Sally Olson, 70, said she hired an attorney when Heartland attempted to improperly evict her in 2012.

A notice of termination, signed by the former Hollywood House manager, states Olson "verbally abused the front desk staff member" and "removed tablecloths from the bingo tables in the community room."

A letter dated Aug. 21, 2012, from Olson to Heartland states she would dispute the allegations in court.

"It really traumatized me," she said.

Then, earlier this year, the manager delivered another notice claiming Olson had violated her lease because of "dog urine and feces on the floor in the apartment" and could be evicted for failing an inspection.

Olson disputes the claims, saying her dog had defecated on a disposable pad made for dogs to use indoors when U.S. Housing and Urban Development inspectors came through her apartment along with the manager.

"Now it had turned into two pee-pee papers to, like, feces and urine all over the place," she said. "I'm going, 'I don't think so'. ... They did it to aggravate the hell out of me."

"It's like living in hell," she added, but won't move because there's a lack of housing she can afford on Chicago's North Side.

Goldberg said the manager has since been promoted to oversee several other Heartland buildings and no longer works at the Hollywood House.

In 2008, Heartland Alliance received $9.9 million in TIF money to help pay for a $32.5 million renovation that would replace the building's plumbing, boilers and repair elevators.

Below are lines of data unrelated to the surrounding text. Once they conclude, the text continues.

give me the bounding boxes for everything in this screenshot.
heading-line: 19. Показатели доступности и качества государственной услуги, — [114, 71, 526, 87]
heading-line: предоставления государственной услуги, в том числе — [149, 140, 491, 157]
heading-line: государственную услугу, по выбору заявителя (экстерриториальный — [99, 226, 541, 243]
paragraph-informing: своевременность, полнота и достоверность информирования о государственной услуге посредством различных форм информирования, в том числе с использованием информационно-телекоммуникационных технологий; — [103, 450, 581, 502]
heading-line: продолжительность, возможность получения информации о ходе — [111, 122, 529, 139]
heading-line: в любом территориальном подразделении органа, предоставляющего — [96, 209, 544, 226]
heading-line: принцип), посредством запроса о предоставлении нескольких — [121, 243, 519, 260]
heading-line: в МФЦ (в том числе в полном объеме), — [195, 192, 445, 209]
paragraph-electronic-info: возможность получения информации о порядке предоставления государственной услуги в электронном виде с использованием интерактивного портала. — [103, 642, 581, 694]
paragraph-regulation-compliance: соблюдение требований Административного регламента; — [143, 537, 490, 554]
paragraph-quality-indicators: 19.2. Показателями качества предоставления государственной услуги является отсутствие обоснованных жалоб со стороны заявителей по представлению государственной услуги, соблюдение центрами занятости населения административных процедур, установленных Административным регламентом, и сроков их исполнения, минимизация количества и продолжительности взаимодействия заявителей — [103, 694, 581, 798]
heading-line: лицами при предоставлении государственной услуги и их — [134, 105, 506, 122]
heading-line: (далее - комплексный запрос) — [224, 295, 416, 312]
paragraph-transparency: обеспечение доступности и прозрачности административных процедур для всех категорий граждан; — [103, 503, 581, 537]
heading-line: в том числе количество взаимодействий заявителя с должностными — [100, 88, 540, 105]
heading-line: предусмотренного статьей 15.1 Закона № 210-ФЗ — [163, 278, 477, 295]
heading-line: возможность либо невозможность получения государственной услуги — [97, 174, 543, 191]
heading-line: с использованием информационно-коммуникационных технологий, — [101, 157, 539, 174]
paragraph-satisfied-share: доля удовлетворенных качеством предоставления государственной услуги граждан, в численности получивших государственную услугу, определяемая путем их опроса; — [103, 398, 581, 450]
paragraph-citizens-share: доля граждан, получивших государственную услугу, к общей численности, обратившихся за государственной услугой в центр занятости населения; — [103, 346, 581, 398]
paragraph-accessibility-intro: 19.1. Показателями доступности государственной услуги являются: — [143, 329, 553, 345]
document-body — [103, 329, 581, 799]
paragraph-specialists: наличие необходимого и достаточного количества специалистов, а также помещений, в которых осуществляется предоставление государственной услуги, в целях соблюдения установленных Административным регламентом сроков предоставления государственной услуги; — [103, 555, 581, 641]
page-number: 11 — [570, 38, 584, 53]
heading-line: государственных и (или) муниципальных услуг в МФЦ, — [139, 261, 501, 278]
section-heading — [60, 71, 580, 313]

Because of the public funding, most of the building's units had to be offered to tenants who make 60 percent less than the area's median income for at least 30 years, according to city documents. Then-Ald. Mary Ann Smith supported the project as well as the building's former owner, the Hellenic Foundation.

Ex-tenant Alfonso Jurado said Heartland had cut corners on the renovation and taken his claims as a "whistleblower" to various government agencies.

"We're trying to get them to admit they did not buy new boilers and elevators," said Jurado, who now lives in a Chicago Housing Authority senior home nearby. "We want them to get us to show us what they bought."

But Goldberg says Hollywood House's old boilers were replaced with new ones and the elevators were "rebuilt."

Another resident, 69-year-old Alan Padratzik, said he had trouble getting from his wheelchair to a seat in the shower. He said he had to buy an additional pull bar.

He also says his shower drain overflows.

"Every time I take a shower, I get a flood on my floor," he said.

Goldberg said the renovation was under intense scrutiny and the building was inspected five times a year and followed all applicable laws that regulate the senior housing industry.

"There are a handful of individuals that [for them] that’s not enough," Goldberg said. "And I don’t know if we’re going to satisfy them."

So why don't these unhappy residents move elsewhere?

"This is the neighborhood that I’ve lived in most of my Chicago life, and this is the neighborhood that I know," Padratzik said. "Looking at rents in other places, I can’t afford $800 or $900 rent."